Here's what one attentive poster on trekmovie.com has managed to piece together on the plot of this thing.
"After seeing the pictures and reading the EW article, I think I can glean a few things about the plot of the film.
1) James Kirk has been shamed somehow. He’s a lone wolf on the Enterprise, and he is not trusted. A black uniform is a (rather obvious) physical symbol of being a “black sheep.” We know Kirk is rebel of sorts as a basic character trait. We also see Spock attacking Kirk for some unknown reason. We ALSO have been led to believe (by the MTV blog and photo on the bridge) that Kirk and Sulu have gotten into a fight of some kind. Kirk is not the regular captain of the Enterprise. He has somehow taken command against the will of the crew or has been given command in a crisis. My best guess is that Kirk is on the Enterprise as either a prisoner or as a ward of the Enterprise. Kirk could have been kicked out of Starfleet for some indiscretion, but is being protected by the Enterprise because they believe his life is in danger (from Nero, obviously). Captain Pike’s injury takes place during the film, putting him out of action, giving Kirk a chance to step up and be in charge.
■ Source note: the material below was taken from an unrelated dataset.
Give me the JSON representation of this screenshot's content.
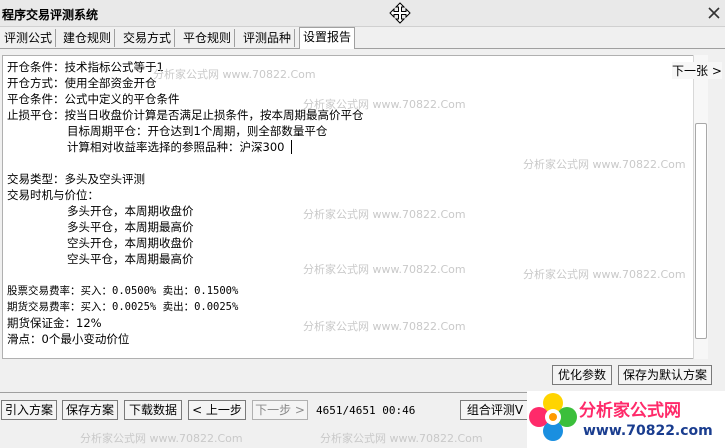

2) Kirk will be Captain Kirk in the gold tunic by the last shot of the film. Remember, this is an *origin* story. That means one of the grand climaxes to the film will be when all of our heroes are together, in the right places, ready to start their proper adventures. Casino Royale and Batman Begins are examples of this principle. It is not until the end of those 2 movies that we get all the dogmatic trappings of the characters that have been held back for the end. Bond finally gets his theme and says his catchphrase. Batman gets the Bat-Signal and a supervillain (The Joker’s card). The evasive, cryptic nature of Orci and Kurtzman’s responses on the topic bear out what the end result will be. By the film’s end, anything that isn’t in line with the basic mythos of Star Trek will be put into place. That includes Kirk in Command Gold, as Captain.
3) Nero’s time-travel scheme is definitely what we all expect: he seeks to kill James T. Kirk. I also assume there is something to the notion of Nero’s group being against Reunification. Damon makes it pretty clear in his interview that Nero’s aims are not “about money.” That means, it must be ideological. What else is there? Unless Jim Kirk stole his girlfriend in the 20 minutes he was in the 24th century, it must be ideological. It also makes more sense that they are rejecting traditional Romulan aesthetics."
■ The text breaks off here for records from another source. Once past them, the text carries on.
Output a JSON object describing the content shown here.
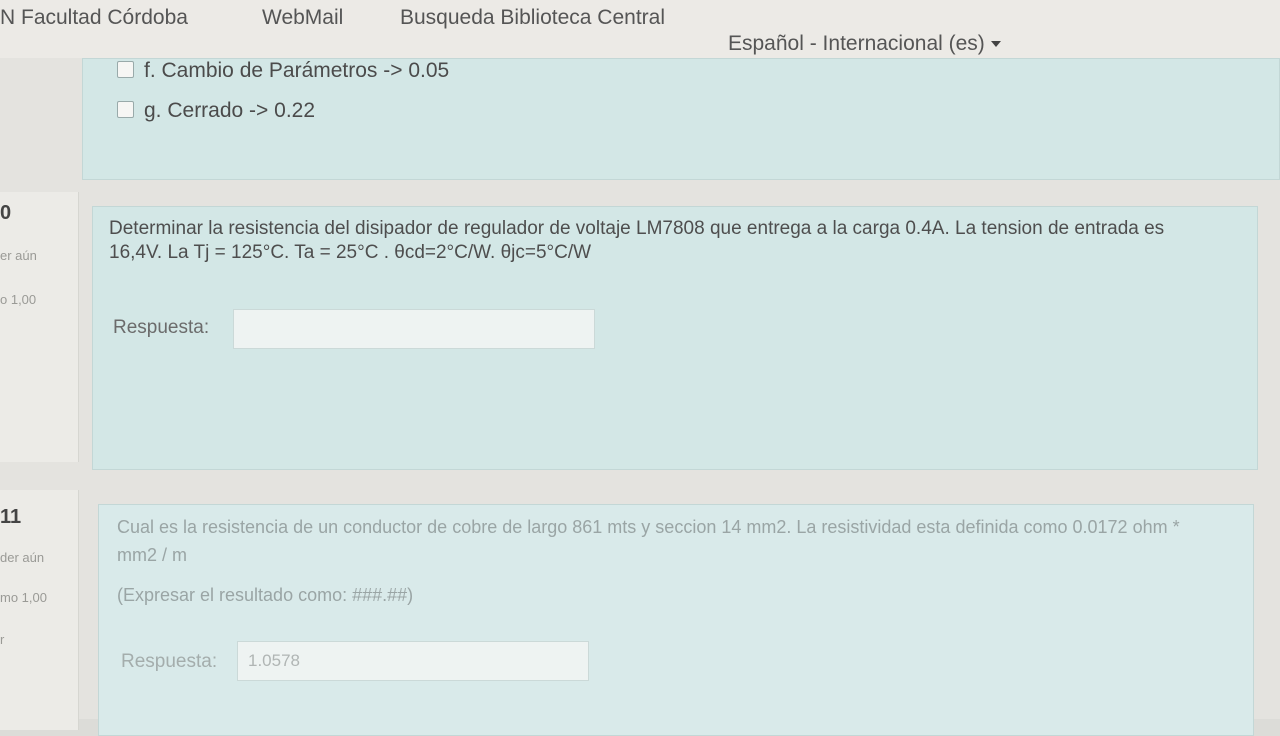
{
  "nav": {
    "site": "N Facultad Córdoba",
    "webmail": "WebMail",
    "library": "Busqueda Biblioteca Central",
    "language": "Español - Internacional (es)"
  },
  "prev_question": {
    "options": [
      {
        "label": "f. Cambio de Parámetros -> 0.05"
      },
      {
        "label": "g. Cerrado -> 0.22"
      }
    ]
  },
  "q10": {
    "number": "0",
    "state": "er aún",
    "grade": "o 1,00",
    "text": "Determinar la resistencia del disipador de regulador de voltaje LM7808 que entrega a la carga 0.4A. La tension de entrada es 16,4V. La Tj = 125°C. Ta = 25°C . θcd=2°C/W. θjc=5°C/W",
    "answer_label": "Respuesta:",
    "answer_value": ""
  },
  "q11": {
    "number": "11",
    "state": "der aún",
    "grade": "mo 1,00",
    "flag": "r",
    "text": "Cual es la resistencia de un conductor de cobre de largo 861 mts y seccion 14 mm2. La resistividad esta definida como 0.0172 ohm * mm2 / m",
    "hint": "(Expresar el resultado como: ###.##)",
    "answer_label": "Respuesta:",
    "answer_value": "1.0578"
  }
}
Add to this the nonsensical production design that has as much resemblance to anything in Star Trek as a day old bagel has to a Mongolian barbecue, and it's becoming painfully clear that these joker haven't got a fucking clue what they're doing. They're making Brannon Braga look like Gene Coon, fer chrissakes!
I'm beginning to wonder if I even want to bother with the upcoming season of "Lost".